Contexto

Bolsonaro confessa: “Ela [Wal do Açaí] nunca esteve em Brasília”

O presidente Jair Bolsonaro confessou que Wal do Açaí nunca esteve em Brasília para trabalhar enquanto ele exercia o cargo de deputado federal. Ele afirmou ainda que "bota a cara toda no fogo" pelo ministro da educação, Milton Ribeiro

O presidente Jair Bolsonaro confessou, na noite desta quinta-feira (24/03/2022), durante sua live semanal nas redes sociais, que sua ex-secretária parlamentar da Câmara dos Deputados, Walderice Santos da Conceição, conhecida como Wal do Açaí, de fato nunca esteve em Brasília para trabalhar enquanto ele exercia o cargo de deputado federal. Ainda durante a transmissão, Bolsonaro defendeu o ministro da educação, Milton Ribeiro.

Durante a live, Bolsonaro comentou o envio, por parte do Ministério Público Federal (MPF) à Justiça Federal, de uma ação de improbidade administrativa contra o presidente e a ex-secretária parlamentar da Câmara dos Deputados Walderice Santos da Conceição. A ação, que pede também o ressarcimento de recursos públicos, é relativa ao período em que Bolsonaro atuou como deputado federal.

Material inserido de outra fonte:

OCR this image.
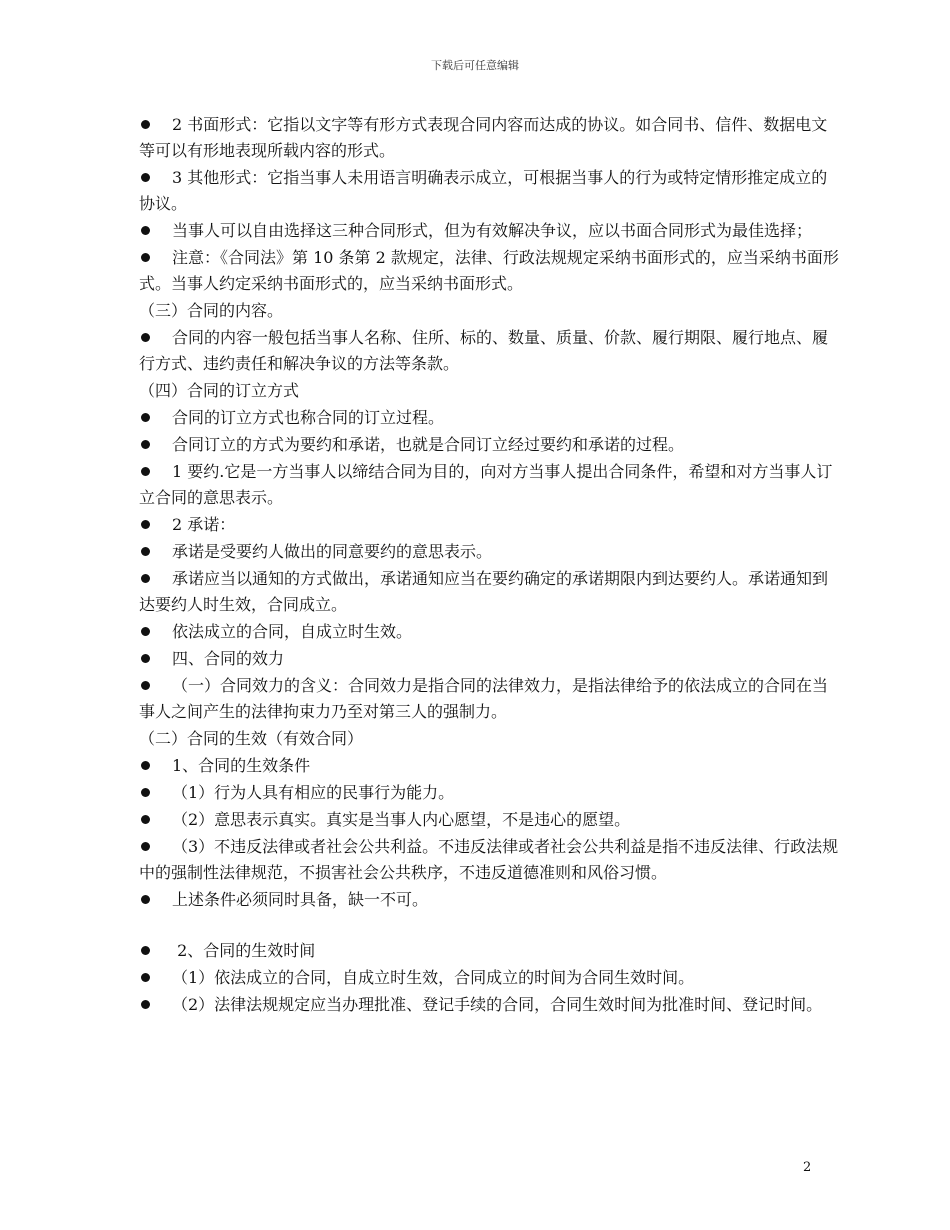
下载后可任意编辑
2 书面形式：它指以文字等有形方式表现合同内容而达成的协议。如合同书、信件、数据电文等可以有形地表现所载内容的形式。
3 其他形式：它指当事人未用语言明确表示成立，可根据当事人的行为或特定情形推定成立的协议。
当事人可以自由选择这三种合同形式，但为有效解决争议，应以书面合同形式为最佳选择；
注意：《合同法》第 10 条第 2 款规定，法律、行政法规规定采纳书面形式的，应当采纳书面形式。当事人约定采纳书面形式的，应当采纳书面形式。
（三）合同的内容。
合同的内容一般包括当事人名称、住所、标的、数量、质量、价款、履行期限、履行地点、履行方式、违约责任和解决争议的方法等条款。
（四）合同的订立方式
合同的订立方式也称合同的订立过程。
合同订立的方式为要约和承诺，也就是合同订立经过要约和承诺的过程。
1 要约.它是一方当事人以缔结合同为目的，向对方当事人提出合同条件，希望和对方当事人订立合同的意思表示。
2 承诺：
承诺是受要约人做出的同意要约的意思表示。
承诺应当以通知的方式做出，承诺通知应当在要约确定的承诺期限内到达要约人。承诺通知到达要约人时生效，合同成立。
依法成立的合同，自成立时生效。
四、合同的效力
（一）合同效力的含义：合同效力是指合同的法律效力，是指法律给予的依法成立的合同在当事人之间产生的法律拘束力乃至对第三人的强制力。
（二）合同的生效（有效合同）
1、合同的生效条件
（1）行为人具有相应的民事行为能力。
（2）意思表示真实。真实是当事人内心愿望，不是违心的愿望。
（3）不违反法律或者社会公共利益。不违反法律或者社会公共利益是指不违反法律、行政法规中的强制性法律规范，不损害社会公共秩序，不违反道德准则和风俗习惯。
上述条件必须同时具备，缺一不可。
2、合同的生效时间
（1）依法成立的合同，自成立时生效，合同成立的时间为合同生效时间。
（2）法律法规规定应当办理批准、登记手续的合同，合同生效时间为批准时间、登记时间。
2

Segundo o MPF, Walderice, conhecida como Wal do Açaí, não esteve em Brasília durante o período e não exerceu função relacionada ao cargo. A ação cita ainda movimentação atípica na conta bancária da ex-secretária, com saques em espécie de mais de 80% da remuneração. “Ela nunca esteve em Brasília. Estou confessando aqui”, disse o presidente. Segundo ele, é prática comum os parlamentares distribuírem os assessores do mandato entre o gabinete em Brasília e o estado de origem.

O MPF aponta que Jair Bolsonaro tinha pleno conhecimento de que Walderice não prestava os serviços correspondentes ao cargo e, mesmo assim, atestou falsamente a frequência dela ao trabalho em seu gabinete para comprovar a jornada laboral exigida pela Câmara dos Deputados, de 40 horas semanais, e, assim, possibilitar o pagamento dos salários.

O órgão afirma constatou que as contas bancárias de Walderice revelou, ainda, uma movimentação atípica, já que 83,77% da remuneração recebida nesse período foi sacada em espécie, sendo que, em alguns anos, esses percentuais de saques superaram 95% dos rendimentos recebidos.

Cara no fogo

Bolsonaro defendeu ainda o ministro da Educação, Milton Ribeiro. “[Sobre] o Milton, coisa rara eu falar aqui: eu boto minha cara toda no fogo pelo Milton. Estão fazendo uma covardia com ele. Se ele estivesse armando, não teria botado na agenda oficial aberta ao público”, afirmou.

Milton Ribeiro é alvo de investigação por suposto favorecimento na liberação de recursos para prefeituras por meio da intermediação de dois pastores. Os religiosos também são alvo do inquérito que foi aberto pelo Supremo Tribunal Federal (STF), a pedido da Procuradoria Geral da República (PGR).

Em nota divulgada à imprensa, Milton Ribeiro disse não haver nenhum tipo de favorecimento na distribuição de verbas da pasta. Segundo ele, a alocação de recursos federais segue a legislação orçamentária. “Não há nenhuma possibilidade de o ministro determinar alocação de recursos para favorecer ou desfavorecer qualquer município ou estado”, disse, ao se manifestar.